The popularity of the meme is an example of the remix culture unique to the internet, an issue with 21st century creations in general. 21st century art is stunted, and we can only find creative outlets in what has come before. This is a problem with all art and culture in the West, but has been commented on before so I will not belabour the point, except to say that our obsession with nostalgia seems to have left us bereft of creating our own cultural milieu and we are forced to stand blindly on the shoulders of giants.
We are indeed in a little dark age, and MGMT clearly felt that. It just isn’t the dark age they think it is. For a generation of people brought up in countries whose hour of greatness was over, and on whom all the world’s ills could be blamed, it is little surprise that a song like Little Dark Age could be used in the way it did. With lyrics like “Forgiving who you are for what you stand to gain/Just know that if you hide it doesn’t go away”, the song seems to be calling out to those who are trodden on by the current regime, such as political dissidents, delivering the Evolian message of riding the tiger. In the remix culture that epitomises internet trends, this is an example of destroying the meaning of a talented, well intended but misinformed artist and rewiring it for a different purpose.
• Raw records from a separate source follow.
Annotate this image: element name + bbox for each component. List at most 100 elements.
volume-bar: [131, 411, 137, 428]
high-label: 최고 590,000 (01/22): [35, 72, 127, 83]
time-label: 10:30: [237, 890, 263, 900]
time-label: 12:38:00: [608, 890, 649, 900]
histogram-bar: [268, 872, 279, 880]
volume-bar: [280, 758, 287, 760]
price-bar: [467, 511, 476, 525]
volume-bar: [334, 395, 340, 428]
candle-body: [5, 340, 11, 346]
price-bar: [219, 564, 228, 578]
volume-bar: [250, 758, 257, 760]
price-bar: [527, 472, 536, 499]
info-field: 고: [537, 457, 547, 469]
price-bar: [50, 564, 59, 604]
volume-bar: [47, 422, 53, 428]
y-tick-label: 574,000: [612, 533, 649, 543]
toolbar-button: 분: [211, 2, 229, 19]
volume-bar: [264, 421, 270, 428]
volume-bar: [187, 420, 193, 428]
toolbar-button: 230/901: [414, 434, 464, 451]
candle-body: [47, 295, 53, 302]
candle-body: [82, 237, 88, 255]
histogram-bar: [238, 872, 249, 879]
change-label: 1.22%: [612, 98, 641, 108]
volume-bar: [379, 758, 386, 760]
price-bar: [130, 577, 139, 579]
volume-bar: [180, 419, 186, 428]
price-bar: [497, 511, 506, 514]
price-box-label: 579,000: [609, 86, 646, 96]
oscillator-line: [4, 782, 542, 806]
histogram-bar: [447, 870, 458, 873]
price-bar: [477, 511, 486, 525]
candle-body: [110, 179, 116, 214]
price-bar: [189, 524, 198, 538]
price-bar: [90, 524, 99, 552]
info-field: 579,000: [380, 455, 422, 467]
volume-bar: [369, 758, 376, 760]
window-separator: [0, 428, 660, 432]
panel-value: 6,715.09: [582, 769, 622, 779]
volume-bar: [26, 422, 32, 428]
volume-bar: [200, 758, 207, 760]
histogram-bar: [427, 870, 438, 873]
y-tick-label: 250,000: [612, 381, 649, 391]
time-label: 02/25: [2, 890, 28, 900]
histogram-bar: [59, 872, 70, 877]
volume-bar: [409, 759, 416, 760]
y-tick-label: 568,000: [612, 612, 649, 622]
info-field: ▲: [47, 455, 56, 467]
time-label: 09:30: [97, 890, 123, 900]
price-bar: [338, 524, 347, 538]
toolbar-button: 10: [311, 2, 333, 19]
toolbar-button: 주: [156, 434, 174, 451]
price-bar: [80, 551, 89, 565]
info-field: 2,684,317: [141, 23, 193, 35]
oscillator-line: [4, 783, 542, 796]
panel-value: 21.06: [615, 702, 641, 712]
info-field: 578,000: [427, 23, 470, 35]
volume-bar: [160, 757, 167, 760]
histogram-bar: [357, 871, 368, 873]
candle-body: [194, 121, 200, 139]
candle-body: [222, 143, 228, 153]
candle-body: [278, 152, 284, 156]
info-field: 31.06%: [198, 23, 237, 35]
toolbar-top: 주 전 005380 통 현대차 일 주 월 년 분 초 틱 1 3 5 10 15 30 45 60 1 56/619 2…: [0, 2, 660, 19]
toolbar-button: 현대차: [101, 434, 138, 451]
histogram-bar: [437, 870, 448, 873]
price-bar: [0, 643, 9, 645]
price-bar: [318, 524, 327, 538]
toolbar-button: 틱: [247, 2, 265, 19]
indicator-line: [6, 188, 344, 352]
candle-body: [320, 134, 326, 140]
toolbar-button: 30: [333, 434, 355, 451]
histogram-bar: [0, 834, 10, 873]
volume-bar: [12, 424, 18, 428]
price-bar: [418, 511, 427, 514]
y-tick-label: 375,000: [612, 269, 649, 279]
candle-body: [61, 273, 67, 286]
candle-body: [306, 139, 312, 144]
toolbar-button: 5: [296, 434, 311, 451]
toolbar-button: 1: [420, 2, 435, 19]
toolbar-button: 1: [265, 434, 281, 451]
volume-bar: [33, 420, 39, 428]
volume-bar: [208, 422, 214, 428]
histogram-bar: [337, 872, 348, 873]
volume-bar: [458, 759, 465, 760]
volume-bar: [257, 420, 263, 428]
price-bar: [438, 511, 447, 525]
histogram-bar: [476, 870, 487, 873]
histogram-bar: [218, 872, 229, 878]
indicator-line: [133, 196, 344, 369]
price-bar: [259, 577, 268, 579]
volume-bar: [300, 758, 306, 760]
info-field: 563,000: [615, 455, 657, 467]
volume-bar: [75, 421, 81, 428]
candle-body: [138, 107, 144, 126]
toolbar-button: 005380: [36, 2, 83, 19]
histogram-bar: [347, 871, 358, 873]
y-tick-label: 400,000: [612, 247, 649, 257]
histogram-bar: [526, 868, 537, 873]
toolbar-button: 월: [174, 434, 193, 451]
No matter how MGMT feels about the current political and cultural climate, the fact remains that Little Dark Age is reactionary. It speaks of cultural degradation, inauthenticity – the sense of something being lost. MGMT have put their finger on the pulse, and their diagnosis seems apt – but the wrong patient has died.
Their anger is correct but misdirected, which is why we on the right see the song as something to be hijacked. We are not witnessing the death of the author here – instead, we are the author’s murderers. We are Lenin storming the Tsar’s palace in 1917. We take what is theirs and subvert it to our own ends.
The fact is that reactionary media, be it music, film, literature or television, is entirely hegemonic to the left’s favour. Reactionary discourse is repeatedly shut out of the Overton window, which is panned by boomeresque false idols on one side and comical Marxist villains on the other. In order to make a point, we must use the tools of the enemy. We must be the Vietcong stealing M16s from a US military base. We take from the author what is theirs, deconstruct their arms and create something entirely new using the skeleton of their works.
We are the murderers of the author and this is our strongest weapon.